The cost of food waste
Millions of tonnes of food are wasted every year, and fruit and vegetables are a major source of waste. Food waste is a waste of the water and energy used to grow and produce the food, and it also produces methane when it decomposes, which is a huge contributor to global warming. These are the costs to the environment, but let’s not forget the effects on your wallet too. Estimates say that the average family throws away more than £400 worth of food each year. Surely that money would be better off in your pocket.
Keeping fruit and veg fresher for longer
Fruit and vegetables are commonly wasted because they often need to be stored in a particular way to keep them fresh.
> Salad leaves: Salad leaves respire and are best stored in the fridge. Storing them at low temperatures will prevent bacteria from forming on them. They also need a bit of humidity, but beware getting them too wet, as they can turn slimy. This is why you shouldn’t wash veg before you store them in the fridge.
> Keep vegetables in plastic bags to keep them from drying out and shrivelling. Don’t store the vegetables in an airtight container as this can make them ‘suffocate,’ and they’re more likely to go off.
> Cucumbers and beans need to be kept in the fridge, but not at very low temperatures, and they should be eaten as soon as possible. Keeping the cucumber in the plastic it comes wrapped in will keep it fresher for longer as it reduces moisture loss.
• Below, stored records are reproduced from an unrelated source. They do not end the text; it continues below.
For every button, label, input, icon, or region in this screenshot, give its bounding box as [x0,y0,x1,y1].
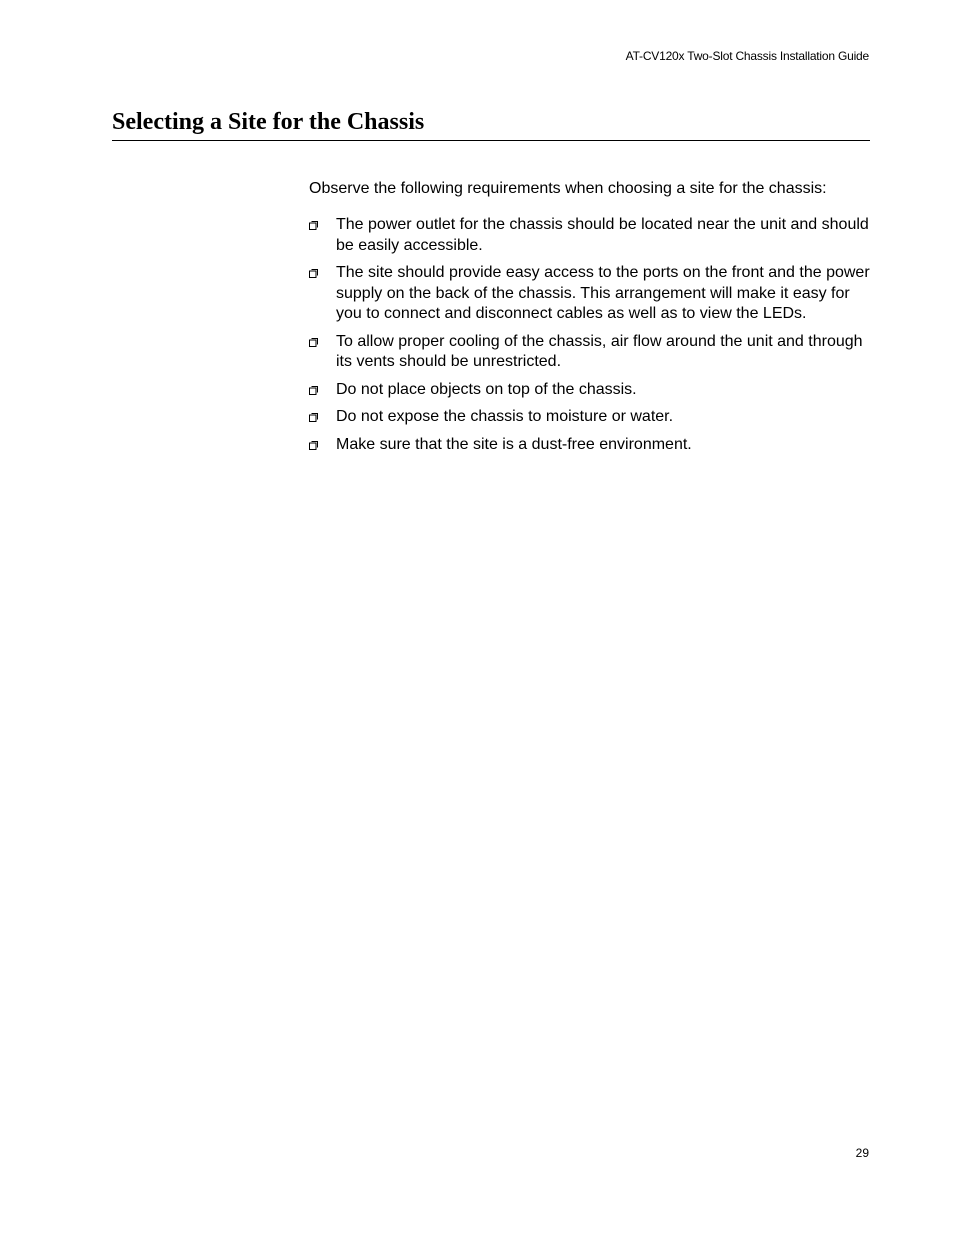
open-box-bullet-icon [309,413,318,422]
open-box-bullet-icon [309,269,318,278]
open-box-bullet-icon [309,441,318,450]
open-box-bullet-icon [309,221,318,230]
list-item [309,215,879,256]
list-item-text: The power outlet for the chassis should be located near the unit and should be easily accessible. [336,216,869,254]
section-title: Selecting a Site for the Chassis [112,109,425,135]
running-header: AT-CV120x Two-Slot Chassis Installation Guide [625,49,869,63]
title-rule [112,140,870,141]
list-item [309,332,879,373]
list-item [309,407,879,428]
page-number: 29 [855,1146,869,1160]
open-box-bullet-icon [309,338,318,347]
list-item-text: Do not place objects on top of the chassis. [336,380,637,398]
list-item-text: Do not expose the chassis to moisture or water. [336,408,674,425]
list-item-text: The site should provide easy access to the ports on the front and the power supply on the back of the chassis. This arrangement will make it easy for you to connect and disconnect cables as well as to view the LEDs. [336,264,870,322]
open-box-bullet-icon [309,386,318,395]
requirements-list [309,215,879,462]
list-item [309,435,879,456]
list-item [309,380,879,401]
list-item-text: To allow proper cooling of the chassis, air flow around the unit and through its vents should be unrestricted. [336,332,863,370]
list-item-text: Make sure that the site is a dust-free environment. [336,435,692,453]
intro-paragraph: Observe the following requirements when choosing a site for the chassis: [309,180,827,197]
list-item [309,263,879,325]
> Carrots can easily dry out, so trim off any green bits and store them in a container in the fridge.
> Fruits like strawberries, citrus and grapes should be kept in the fridge in a container with vents. Ever noticed why strawberry punnets have holes in the bottom? This is so the produce can breathe.
> Mushrooms should be kept in a plastic bag to stop them drying out.
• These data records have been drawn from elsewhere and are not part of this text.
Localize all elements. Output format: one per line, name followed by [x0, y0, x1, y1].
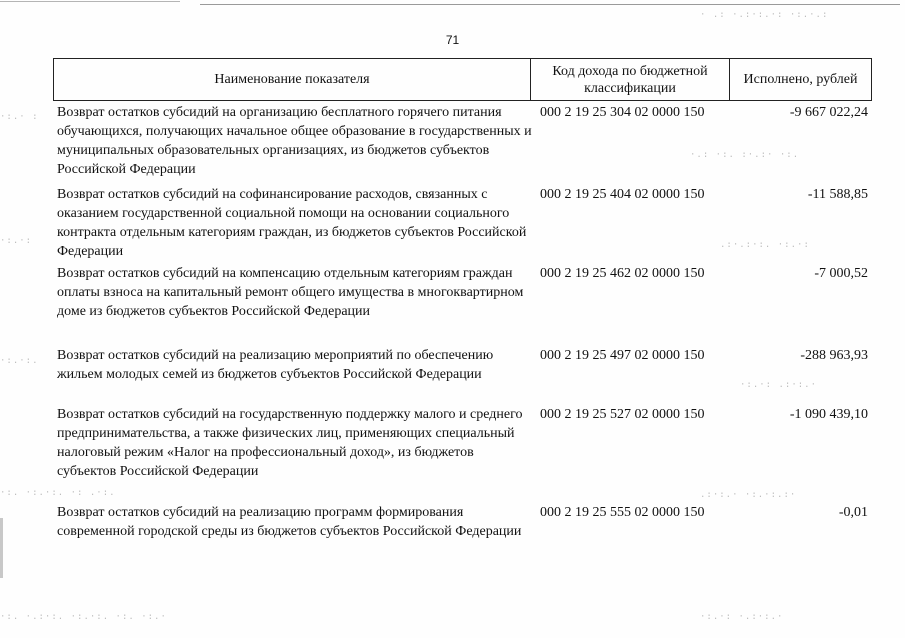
row-code: 000 2 19 25 404 02 0000 150: [540, 187, 705, 202]
row-name: Возврат остатков субсидий на реализацию мероприятий по обеспечению жильем молодых семей из бюджетов субъектов Российской Федерации: [57, 348, 494, 382]
row-code: 000 2 19 25 527 02 0000 150: [540, 407, 705, 422]
row-name: Возврат остатков субсидий на организацию бесплатного горячего питания обучающихся, получающих начальное общее образование в государственных и муниципальных образовательных организациях, из бюджетов субъектов Российской Федерации: [57, 105, 532, 177]
table-header: [53, 58, 872, 101]
row-name: Возврат остатков субсидий на государственную поддержку малого и среднего предпринимательства, а также физических лиц, применяющих специальный налоговый режим «Налог на профессиональный доход», из бюджетов субъектов Российской Федерации: [57, 407, 523, 479]
row-name: Возврат остатков субсидий на компенсацию отдельным категориям граждан оплаты взноса на капитальный ремонт общего имущества в многоквартирном доме из бюджетов субъектов Российской Федерации: [57, 266, 524, 319]
scan-artifact-line: [0, 518, 3, 578]
row-code: 000 2 19 25 462 02 0000 150: [540, 266, 705, 281]
scan-noise: ·:.· :: [0, 112, 39, 122]
scan-noise: .:·.:·:. ·:.·:: [720, 240, 810, 250]
scan-noise: ·:. ·.:·:. ·:.·:. ·:. ·:.·: [0, 612, 167, 622]
row-amount: -0,01: [838, 505, 868, 520]
row-amount: -7 000,52: [814, 266, 868, 281]
scan-noise: ·:. ·:.·:. ·: .·:.: [0, 488, 116, 498]
scan-artifact-line: [0, 1, 180, 2]
scan-noise: ·:.·:: [0, 236, 33, 246]
scan-artifact-line: [200, 4, 900, 5]
page-number: 71: [445, 33, 460, 47]
row-name: Возврат остатков субсидий на софинансирование расходов, связанных с оказанием государственной социальной помощи на основании социального контракта отдельным категориям граждан, из бюджетов субъектов Российской Федерации: [57, 187, 527, 259]
scan-noise: .:·:.· ·:.·:.:·: [700, 490, 797, 500]
row-code: 000 2 19 25 497 02 0000 150: [540, 348, 705, 363]
row-code: 000 2 19 25 555 02 0000 150: [540, 505, 705, 520]
scan-noise: · .: ·.:·:.·: ·:.·.:: [700, 10, 829, 20]
row-amount: -9 667 022,24: [789, 105, 868, 120]
row-amount: -1 090 439,10: [789, 407, 868, 422]
scan-noise: ·.: ·:. :·.:· ·:.: [690, 150, 800, 160]
scan-noise: ·:.·: ·.:·:.·: [700, 612, 784, 622]
header-name: Наименование показателя: [54, 59, 531, 100]
header-amount: Исполнено, рублей: [743, 72, 858, 87]
row-amount: -288 963,93: [800, 348, 868, 363]
row-code: 000 2 19 25 304 02 0000 150: [540, 105, 705, 120]
row-amount: -11 588,85: [807, 187, 868, 202]
scan-noise: ·:.·:.: [0, 356, 39, 366]
header-code: Код дохода по бюджетной классификации: [531, 59, 730, 100]
scan-noise: ·:.·: .:·:.·: [740, 380, 818, 390]
row-name: Возврат остатков субсидий на реализацию программ формирования современной городской среды из бюджетов субъектов Российской Федерации: [57, 505, 522, 539]
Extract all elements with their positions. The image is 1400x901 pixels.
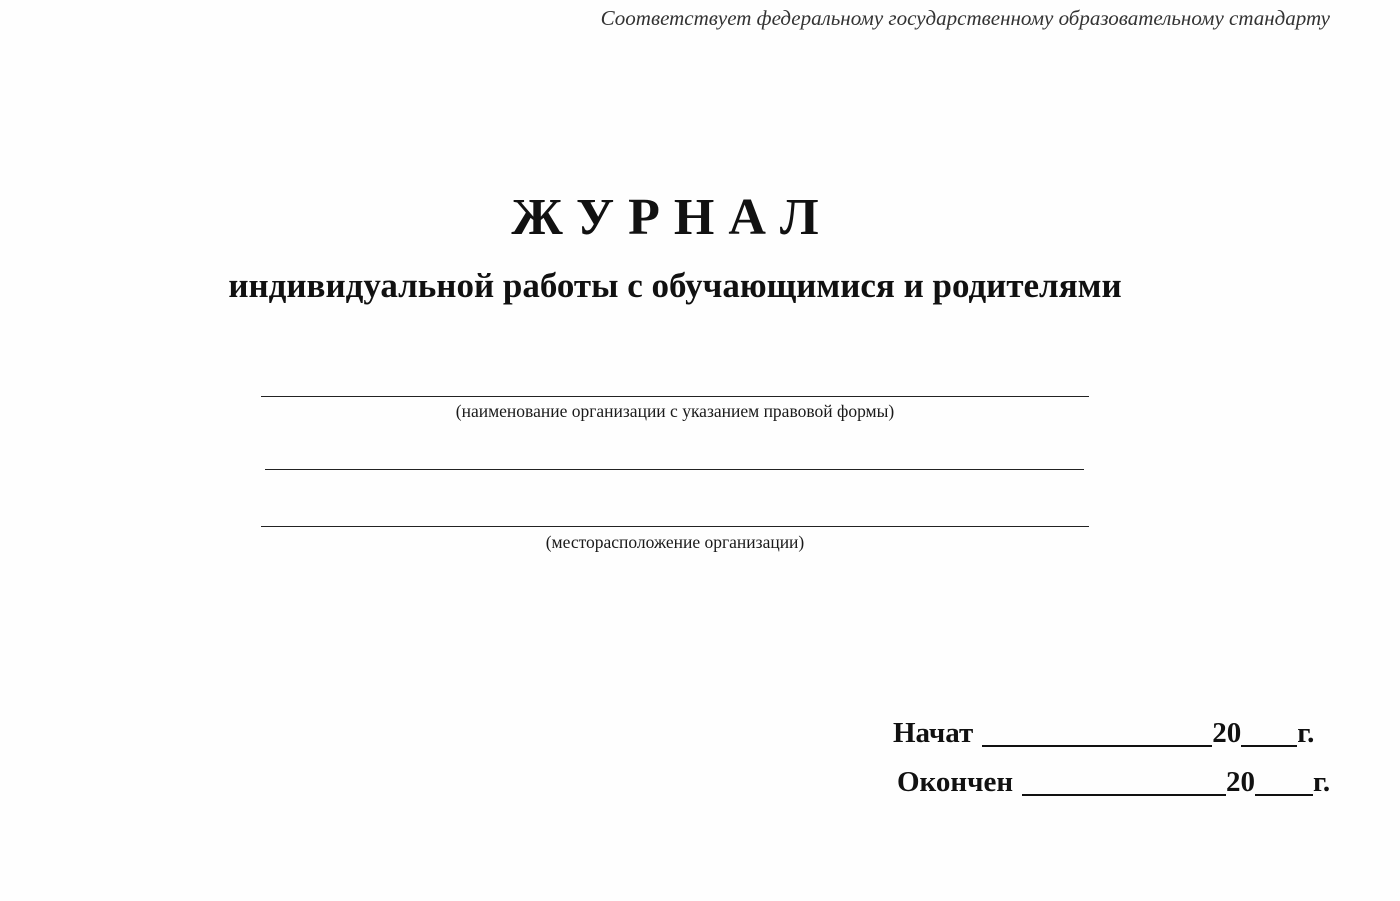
organization-name-caption: (наименование организации с указанием правовой формы) xyxy=(455,401,895,421)
journal-title: ЖУРНАЛ xyxy=(511,189,833,246)
start-date-label: Начат xyxy=(893,717,974,749)
end-century-prefix: 20 xyxy=(1226,766,1256,798)
end-date-line xyxy=(897,764,1330,800)
organization-extra-line xyxy=(265,469,1084,470)
journal-subtitle: индивидуальной работы с обучающимися и родителями xyxy=(228,266,1122,305)
organization-name-line xyxy=(261,396,1089,397)
end-date-blank xyxy=(1022,768,1226,796)
start-century-prefix: 20 xyxy=(1212,717,1242,749)
start-year-suffix: г. xyxy=(1297,717,1315,749)
standard-compliance-note: Соответствует федеральному государственному образовательному стандарту xyxy=(600,6,1330,30)
organization-location-caption: (месторасположение организации) xyxy=(545,532,805,552)
start-date-blank xyxy=(982,719,1212,747)
end-date-label: Окончен xyxy=(897,766,1014,798)
end-year-suffix: г. xyxy=(1313,766,1331,798)
start-date-line xyxy=(893,715,1314,751)
start-year-blank xyxy=(1241,719,1297,747)
organization-location-line xyxy=(261,526,1089,527)
end-year-blank xyxy=(1255,768,1313,796)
What shouldn’t go in the fridge?
Pears, apples and kiwifruit should be kept out of the fridge as the cold can affect their ripening process and eventually affect their taste and texture. This also applies to bananas, mangoes and pineapples.
As far as other produce goes, potatoes, onions and garlic should be kept out of the fridge because the humidity can make them sprout. They should be kept in a cool, dry place like a cupboard, to keep them dry.
Plastic can help vegetables stay fresh, so if they come in plastic packaging, it’s generally okay to store them in this packaging at home. You’ll find that produce lasts longer when it’s kept in its packaging. Despite what you might think about plastic, research found that cucumbers wrapped in plastic last for 22 days compared to just a few days for cucumbers that aren’t wrapped.
Extra tips for fresher food and reducing plastic
> If you want to reduce plastic and have fresher food, you can try growing your own produce-especially herbs, leafy greens, and cucumbers that create a lot of waste because they are hard to store.
> You can also buy locally-grown food that’s in season. This equals fresher food that’s better for the environment and your health.
> If you’re trying to reduce plastic, you can store produce in brown paper bags, wrap them in cloth, or use stainless steel containers.